Growing tomatoes is likely one of summer’s most common garden projects. Who can resist picking a vine-ripened ‘mater that’s sweet, juicy and warm from the sun? Gardeners love to swap tips for growing tomatoes, and each one promises bigger and more tomatoes per plant. One technique that actually helps improve tomato plant yield is pruning.
Why should you consider pruning tomatoes? Five simple reasons:
- bigger tomatoes
- more tomatoes per plant
- earlier tomatoes
- reducing disease outbreak
- eliminating pest hiding places
Know Your Tomato
To get the most out of your pruning, you have to know what kind of tomato you’re growing: indeterminate or determinate. This info is on the plant tag or seed packet.
Indeterminate tomatoes are tall and vining, and plants need substantial stakes or tall cages. These are the plants that keep forming fruit until the very last frost. Common indeterminate tomatoes include Better Boy, Cherokee Purple and San Marzano.
Determinate tomatoes form a bush that usually tops out between 3 and 5 feet.
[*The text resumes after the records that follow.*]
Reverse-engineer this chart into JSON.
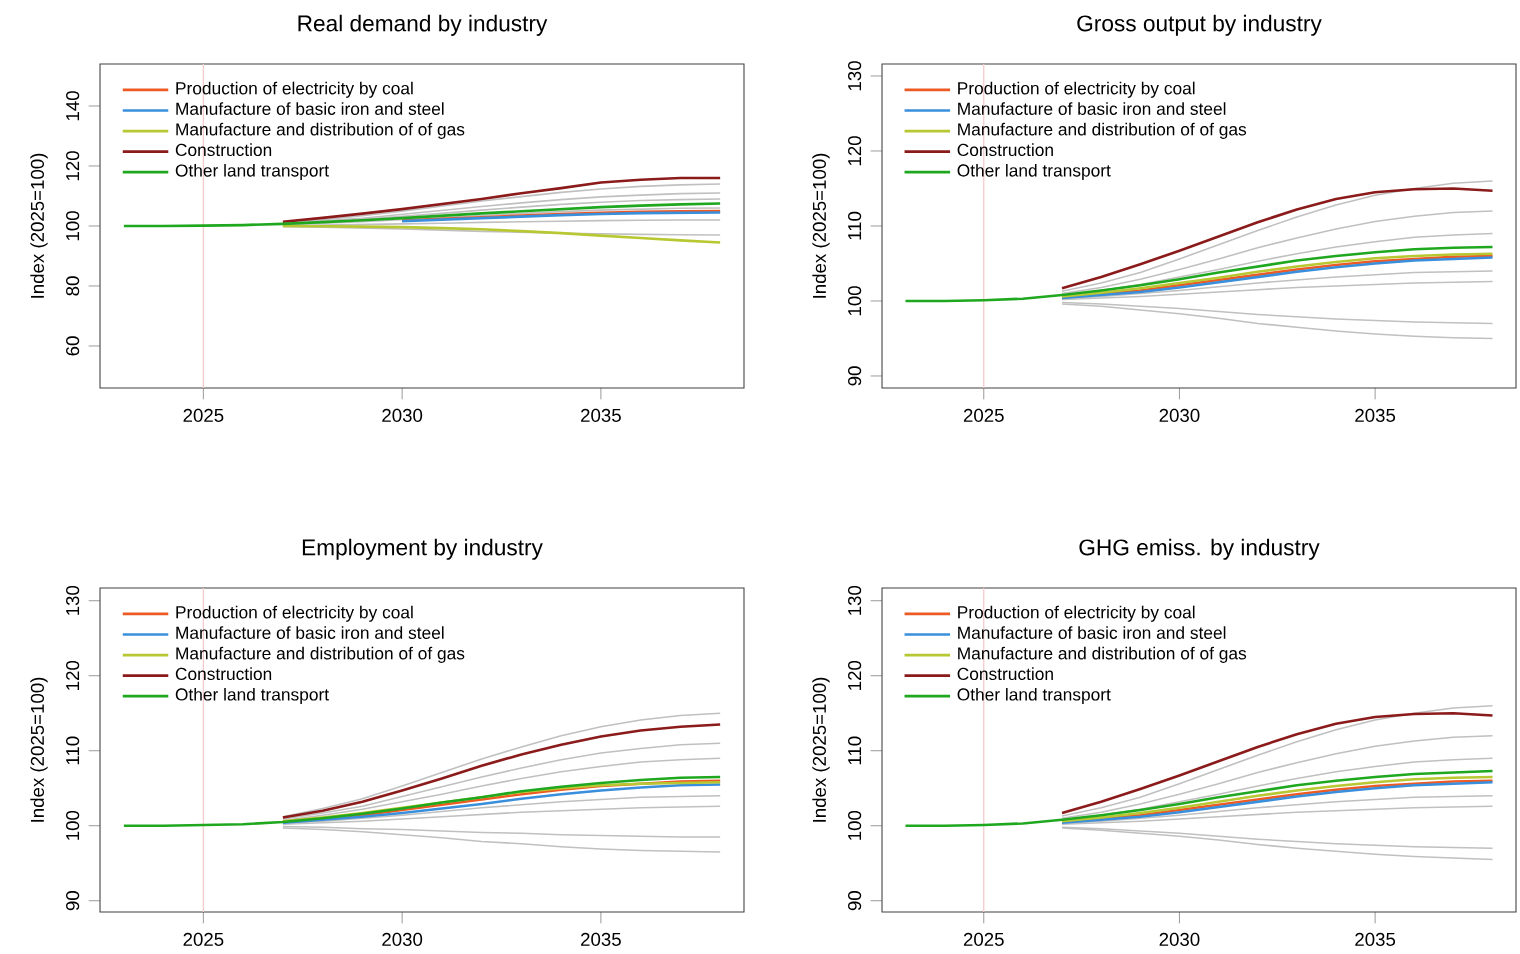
{
  "chart_data": [
    {
      "type": "line",
      "title": "Real demand by industry",
      "ylabel": "Index (2025=100)",
      "legend": "top left",
      "x": [
        2023,
        2024,
        2025,
        2026,
        2027,
        2028,
        2029,
        2030,
        2031,
        2032,
        2033,
        2034,
        2035,
        2036,
        2037,
        2038
      ],
      "xlim": [
        2022.4,
        2038.6
      ],
      "ylim": [
        46,
        154
      ],
      "xticks": [
        2025,
        2030,
        2035
      ],
      "yticks": [
        60,
        80,
        100,
        120,
        140
      ],
      "ref_lines": [
        {
          "axis": "x",
          "value": 2025,
          "color": "#f4cccc"
        }
      ],
      "series": [
        {
          "color": "#c0c0c0",
          "values": [
            null,
            null,
            null,
            null,
            101.1,
            102.1,
            103.4,
            104.9,
            106.6,
            108.3,
            109.8,
            111.2,
            112.3,
            113.2,
            113.7,
            114
          ]
        },
        {
          "color": "#c0c0c0",
          "values": [
            null,
            null,
            null,
            null,
            100.9,
            101.7,
            102.6,
            103.9,
            105.2,
            106.5,
            107.7,
            108.8,
            109.7,
            110.3,
            110.8,
            111
          ]
        },
        {
          "color": "#c0c0c0",
          "values": [
            null,
            null,
            null,
            null,
            100.7,
            101.4,
            102.2,
            103.2,
            104.2,
            105.3,
            106.3,
            107.2,
            107.9,
            108.5,
            108.8,
            109
          ]
        },
        {
          "color": "#c0c0c0",
          "values": [
            null,
            null,
            null,
            null,
            100.5,
            100.9,
            101.4,
            102.1,
            102.8,
            103.5,
            104.2,
            104.8,
            105.3,
            105.6,
            105.9,
            106
          ]
        },
        {
          "color": "#c0c0c0",
          "values": [
            null,
            null,
            null,
            null,
            100.2,
            100.3,
            100.5,
            100.7,
            100.9,
            101.2,
            101.4,
            101.6,
            101.8,
            101.9,
            102,
            102
          ]
        },
        {
          "color": "#c0c0c0",
          "values": [
            null,
            null,
            null,
            null,
            99.8,
            99.6,
            99.3,
            99,
            98.6,
            98.2,
            97.9,
            97.6,
            97.4,
            97.2,
            97.1,
            97
          ]
        },
        {
          "name": "Production of electricity by coal",
          "color": "#ee5a24",
          "values": [
            null,
            null,
            null,
            null,
            null,
            null,
            null,
            101.8,
            102.4,
            102.9,
            103.5,
            104,
            104.4,
            104.7,
            104.9,
            105
          ]
        },
        {
          "name": "Manufacture of basic iron and steel",
          "color": "#3a8fdc",
          "values": [
            null,
            null,
            null,
            null,
            null,
            null,
            null,
            101.6,
            102.1,
            102.6,
            103.1,
            103.6,
            104,
            104.3,
            104.4,
            104.5
          ]
        },
        {
          "name": "Manufacture and distribution of of gas",
          "color": "#b8c832",
          "values": [
            null,
            null,
            null,
            null,
            100,
            99.9,
            99.8,
            99.6,
            99.3,
            98.9,
            98.3,
            97.6,
            96.8,
            96,
            95.2,
            94.5
          ]
        },
        {
          "name": "Construction",
          "color": "#8b1a1a",
          "values": [
            null,
            null,
            null,
            null,
            101.4,
            102.7,
            104.1,
            105.6,
            107.3,
            109,
            110.9,
            112.6,
            114.5,
            115.4,
            116,
            116
          ]
        },
        {
          "name": "Other land transport",
          "color": "#1fa81f",
          "values": [
            100,
            100,
            100.1,
            100.3,
            100.7,
            101.3,
            101.9,
            102.6,
            103.4,
            104.2,
            104.9,
            105.6,
            106.3,
            106.8,
            107.2,
            107.5
          ]
        }
      ]
    },
    {
      "type": "line",
      "title": "Gross output by industry",
      "ylabel": "Index (2025=100)",
      "legend": "top left",
      "x": [
        2023,
        2024,
        2025,
        2026,
        2027,
        2028,
        2029,
        2030,
        2031,
        2032,
        2033,
        2034,
        2035,
        2036,
        2037,
        2038
      ],
      "xlim": [
        2022.4,
        2038.6
      ],
      "ylim": [
        88.4,
        131.6
      ],
      "xticks": [
        2025,
        2030,
        2035
      ],
      "yticks": [
        90,
        100,
        110,
        120,
        130
      ],
      "ref_lines": [
        {
          "axis": "x",
          "value": 2025,
          "color": "#f4cccc"
        }
      ],
      "series": [
        {
          "color": "#c0c0c0",
          "values": [
            null,
            null,
            null,
            null,
            101.3,
            102.4,
            103.8,
            105.6,
            107.5,
            109.4,
            111.2,
            112.8,
            114.1,
            115,
            115.7,
            116
          ]
        },
        {
          "color": "#c0c0c0",
          "values": [
            null,
            null,
            null,
            null,
            101,
            101.8,
            102.9,
            104.2,
            105.6,
            107.1,
            108.4,
            109.6,
            110.6,
            111.3,
            111.8,
            112
          ]
        },
        {
          "color": "#c0c0c0",
          "values": [
            null,
            null,
            null,
            null,
            100.7,
            101.4,
            102.2,
            103.2,
            104.2,
            105.3,
            106.3,
            107.2,
            107.9,
            108.5,
            108.8,
            109
          ]
        },
        {
          "color": "#c0c0c0",
          "values": [
            null,
            null,
            null,
            null,
            100.3,
            100.6,
            101,
            101.4,
            101.9,
            102.4,
            102.8,
            103.2,
            103.5,
            103.8,
            103.9,
            104
          ]
        },
        {
          "color": "#c0c0c0",
          "values": [
            null,
            null,
            null,
            null,
            100.2,
            100.4,
            100.6,
            100.9,
            101.2,
            101.5,
            101.8,
            102,
            102.2,
            102.4,
            102.5,
            102.6
          ]
        },
        {
          "color": "#c0c0c0",
          "values": [
            null,
            null,
            null,
            null,
            99.8,
            99.6,
            99.3,
            99,
            98.6,
            98.2,
            97.9,
            97.6,
            97.4,
            97.2,
            97.1,
            97
          ]
        },
        {
          "color": "#c0c0c0",
          "values": [
            null,
            null,
            null,
            null,
            99.6,
            99.3,
            98.8,
            98.3,
            97.7,
            97,
            96.5,
            96,
            95.6,
            95.3,
            95.1,
            95
          ]
        },
        {
          "name": "Production of electricity by coal",
          "color": "#ee5a24",
          "values": [
            null,
            null,
            null,
            null,
            100.5,
            100.9,
            101.4,
            102.1,
            102.8,
            103.5,
            104.2,
            104.8,
            105.3,
            105.6,
            105.9,
            106
          ]
        },
        {
          "name": "Manufacture of basic iron and steel",
          "color": "#3a8fdc",
          "values": [
            null,
            null,
            null,
            null,
            100.4,
            100.8,
            101.2,
            101.8,
            102.5,
            103.2,
            103.9,
            104.5,
            105,
            105.4,
            105.6,
            105.8
          ]
        },
        {
          "name": "Manufacture and distribution of of gas",
          "color": "#b8c832",
          "values": [
            null,
            null,
            null,
            null,
            100.6,
            101.1,
            101.7,
            102.4,
            103.1,
            103.9,
            104.6,
            105.2,
            105.7,
            106,
            106.2,
            106.3
          ]
        },
        {
          "name": "Construction",
          "color": "#8b1a1a",
          "values": [
            null,
            null,
            null,
            null,
            101.7,
            103.2,
            104.9,
            106.7,
            108.6,
            110.5,
            112.2,
            113.6,
            114.5,
            114.9,
            115,
            114.7
          ]
        },
        {
          "name": "Other land transport",
          "color": "#1fa81f",
          "values": [
            100,
            100,
            100.1,
            100.3,
            100.8,
            101.4,
            102.1,
            102.9,
            103.8,
            104.6,
            105.4,
            106,
            106.5,
            106.9,
            107.1,
            107.2
          ]
        }
      ]
    },
    {
      "type": "line",
      "title": "Employment by industry",
      "ylabel": "Index (2025=100)",
      "legend": "top left",
      "x": [
        2023,
        2024,
        2025,
        2026,
        2027,
        2028,
        2029,
        2030,
        2031,
        2032,
        2033,
        2034,
        2035,
        2036,
        2037,
        2038
      ],
      "xlim": [
        2022.4,
        2038.6
      ],
      "ylim": [
        88.5,
        131.7
      ],
      "xticks": [
        2025,
        2030,
        2035
      ],
      "yticks": [
        90,
        100,
        110,
        120,
        130
      ],
      "ref_lines": [
        {
          "axis": "x",
          "value": 2025,
          "color": "#f4cccc"
        }
      ],
      "series": [
        {
          "color": "#c0c0c0",
          "values": [
            null,
            null,
            null,
            null,
            101.2,
            102.3,
            103.6,
            105.3,
            107.1,
            108.9,
            110.5,
            112,
            113.2,
            114.1,
            114.7,
            115
          ]
        },
        {
          "color": "#c0c0c0",
          "values": [
            null,
            null,
            null,
            null,
            100.9,
            101.7,
            102.6,
            103.9,
            105.2,
            106.5,
            107.7,
            108.8,
            109.7,
            110.3,
            110.8,
            111
          ]
        },
        {
          "color": "#c0c0c0",
          "values": [
            null,
            null,
            null,
            null,
            100.7,
            101.4,
            102.2,
            103.2,
            104.2,
            105.3,
            106.3,
            107.2,
            107.9,
            108.5,
            108.8,
            109
          ]
        },
        {
          "color": "#c0c0c0",
          "values": [
            null,
            null,
            null,
            null,
            100.3,
            100.6,
            101,
            101.4,
            101.9,
            102.4,
            102.8,
            103.2,
            103.5,
            103.8,
            103.9,
            104
          ]
        },
        {
          "color": "#c0c0c0",
          "values": [
            null,
            null,
            null,
            null,
            100.2,
            100.4,
            100.6,
            100.9,
            101.2,
            101.5,
            101.8,
            102,
            102.2,
            102.4,
            102.5,
            102.6
          ]
        },
        {
          "color": "#c0c0c0",
          "values": [
            null,
            null,
            null,
            null,
            99.9,
            99.8,
            99.6,
            99.5,
            99.3,
            99.1,
            99,
            98.8,
            98.7,
            98.6,
            98.5,
            98.5
          ]
        },
        {
          "color": "#c0c0c0",
          "values": [
            null,
            null,
            null,
            null,
            99.7,
            99.5,
            99.2,
            98.8,
            98.4,
            97.9,
            97.6,
            97.2,
            96.9,
            96.7,
            96.6,
            96.5
          ]
        },
        {
          "name": "Production of electricity by coal",
          "color": "#ee5a24",
          "values": [
            null,
            null,
            null,
            null,
            100.5,
            100.9,
            101.4,
            102.1,
            102.8,
            103.5,
            104.2,
            104.8,
            105.3,
            105.6,
            105.9,
            106
          ]
        },
        {
          "name": "Manufacture of basic iron and steel",
          "color": "#3a8fdc",
          "values": [
            null,
            null,
            null,
            null,
            100.4,
            100.8,
            101.2,
            101.7,
            102.3,
            102.9,
            103.6,
            104.2,
            104.7,
            105.1,
            105.4,
            105.5
          ]
        },
        {
          "name": "Manufacture and distribution of of gas",
          "color": "#b8c832",
          "values": [
            null,
            null,
            null,
            null,
            100.6,
            101.1,
            101.7,
            102.4,
            103.1,
            103.8,
            104.5,
            105,
            105.4,
            105.6,
            105.7,
            105.8
          ]
        },
        {
          "name": "Construction",
          "color": "#8b1a1a",
          "values": [
            null,
            null,
            null,
            null,
            101.1,
            102,
            103.2,
            104.7,
            106.3,
            108,
            109.5,
            110.8,
            111.9,
            112.7,
            113.2,
            113.5
          ]
        },
        {
          "name": "Other land transport",
          "color": "#1fa81f",
          "values": [
            100,
            100,
            100.1,
            100.2,
            100.5,
            101,
            101.6,
            102.3,
            103.1,
            103.8,
            104.6,
            105.2,
            105.7,
            106.1,
            106.4,
            106.5
          ]
        }
      ]
    },
    {
      "type": "line",
      "title": "GHG emiss. by industry",
      "ylabel": "Index (2025=100)",
      "legend": "top left",
      "x": [
        2023,
        2024,
        2025,
        2026,
        2027,
        2028,
        2029,
        2030,
        2031,
        2032,
        2033,
        2034,
        2035,
        2036,
        2037,
        2038
      ],
      "xlim": [
        2022.4,
        2038.6
      ],
      "ylim": [
        88.5,
        131.7
      ],
      "xticks": [
        2025,
        2030,
        2035
      ],
      "yticks": [
        90,
        100,
        110,
        120,
        130
      ],
      "ref_lines": [
        {
          "axis": "x",
          "value": 2025,
          "color": "#f4cccc"
        }
      ],
      "series": [
        {
          "color": "#c0c0c0",
          "values": [
            null,
            null,
            null,
            null,
            101.3,
            102.4,
            103.8,
            105.6,
            107.5,
            109.4,
            111.2,
            112.8,
            114.1,
            115,
            115.7,
            116
          ]
        },
        {
          "color": "#c0c0c0",
          "values": [
            null,
            null,
            null,
            null,
            101,
            101.8,
            102.9,
            104.2,
            105.6,
            107.1,
            108.4,
            109.6,
            110.6,
            111.3,
            111.8,
            112
          ]
        },
        {
          "color": "#c0c0c0",
          "values": [
            null,
            null,
            null,
            null,
            100.7,
            101.4,
            102.2,
            103.2,
            104.2,
            105.3,
            106.3,
            107.2,
            107.9,
            108.5,
            108.8,
            109
          ]
        },
        {
          "color": "#c0c0c0",
          "values": [
            null,
            null,
            null,
            null,
            100.3,
            100.6,
            101,
            101.4,
            101.9,
            102.4,
            102.8,
            103.2,
            103.5,
            103.8,
            103.9,
            104
          ]
        },
        {
          "color": "#c0c0c0",
          "values": [
            null,
            null,
            null,
            null,
            100.2,
            100.4,
            100.6,
            100.9,
            101.2,
            101.5,
            101.8,
            102,
            102.2,
            102.4,
            102.5,
            102.6
          ]
        },
        {
          "color": "#c0c0c0",
          "values": [
            null,
            null,
            null,
            null,
            99.8,
            99.6,
            99.3,
            99,
            98.6,
            98.2,
            97.9,
            97.6,
            97.4,
            97.2,
            97.1,
            97
          ]
        },
        {
          "color": "#c0c0c0",
          "values": [
            null,
            null,
            null,
            null,
            99.7,
            99.4,
            99,
            98.6,
            98.1,
            97.5,
            97,
            96.6,
            96.2,
            95.9,
            95.7,
            95.5
          ]
        },
        {
          "name": "Production of electricity by coal",
          "color": "#ee5a24",
          "values": [
            null,
            null,
            null,
            null,
            100.5,
            100.9,
            101.4,
            102.1,
            102.8,
            103.5,
            104.2,
            104.8,
            105.3,
            105.6,
            105.9,
            106
          ]
        },
        {
          "name": "Manufacture of basic iron and steel",
          "color": "#3a8fdc",
          "values": [
            null,
            null,
            null,
            null,
            100.4,
            100.8,
            101.2,
            101.8,
            102.5,
            103.2,
            103.9,
            104.5,
            105,
            105.4,
            105.6,
            105.8
          ]
        },
        {
          "name": "Manufacture and distribution of of gas",
          "color": "#b8c832",
          "values": [
            null,
            null,
            null,
            null,
            100.6,
            101.1,
            101.7,
            102.4,
            103.2,
            104,
            104.7,
            105.3,
            105.8,
            106.2,
            106.4,
            106.5
          ]
        },
        {
          "name": "Construction",
          "color": "#8b1a1a",
          "values": [
            null,
            null,
            null,
            null,
            101.7,
            103.2,
            104.9,
            106.7,
            108.6,
            110.5,
            112.2,
            113.6,
            114.5,
            114.9,
            115,
            114.7
          ]
        },
        {
          "name": "Other land transport",
          "color": "#1fa81f",
          "values": [
            100,
            100,
            100.1,
            100.3,
            100.8,
            101.4,
            102.1,
            102.9,
            103.8,
            104.6,
            105.4,
            106,
            106.5,
            106.9,
            107.1,
            107.3
          ]
        }
      ]
    }
  ]
}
Plants tend to ripen their fruit all at once, which makes them a great choice for canning or making salsa or sauce. Common determinate tomatoes include Rutgers, Celebrity and Bush Early Girl.
How to Prune Indeterminate Tomatoes
Tomato plants form a growing stem that pops out of the crotch where a leaf attaches to the main stem. That little shoot is known as a sucker (above). If left alone, a sucker forms a large stem that flowers and bears tomatoes. Let all the suckers grow, and your tomato will form a large bushy plant with many small tomatoes. The extra leaves reduce air flow through the plant, which can lead to disease outbreaks. Lots of leaves also give pests like the tomato hornworm plenty of hiding places. Remove suckers judiciously, and your plant will form larger, fewer fruits toward the top of the plant.
On indeterminate plants, remove all suckers that form between ground level and the second flower cluster. Remove suckers when they’re smaller than a pencil width. If you catch them when they’re small enough, you can easily pinch them with your fingers. Monitor plants weekly until you get all the suckers. If you miss one and it has grown thicker than a pencil, leave it alone. Cutting thick suckers creates open wounds on a tomato that are easily attacked by pests and diseases.
On indeterminate plants, remove all leaves underneath the first fruit cluster. This helps to slow disease outbreaks on plants. Also add a thick mulch layer beneath tomato plants to keep diseases that live in soil from splashing onto lower leaves during summer storms.
How to Prune Determinate Tomatoes
Many gardeners don’t prune determinate tomatoes (above), especially in regions with short growing seasons. But in areas where tomato blight is rampant, pruning suckers that form below the first flower cluster improves air flow inside the plant, which can slow disease outbreaks.
On determinate plants, it’s also good to remove any leaves touching the ground, along with any that are yellow or sickly looking.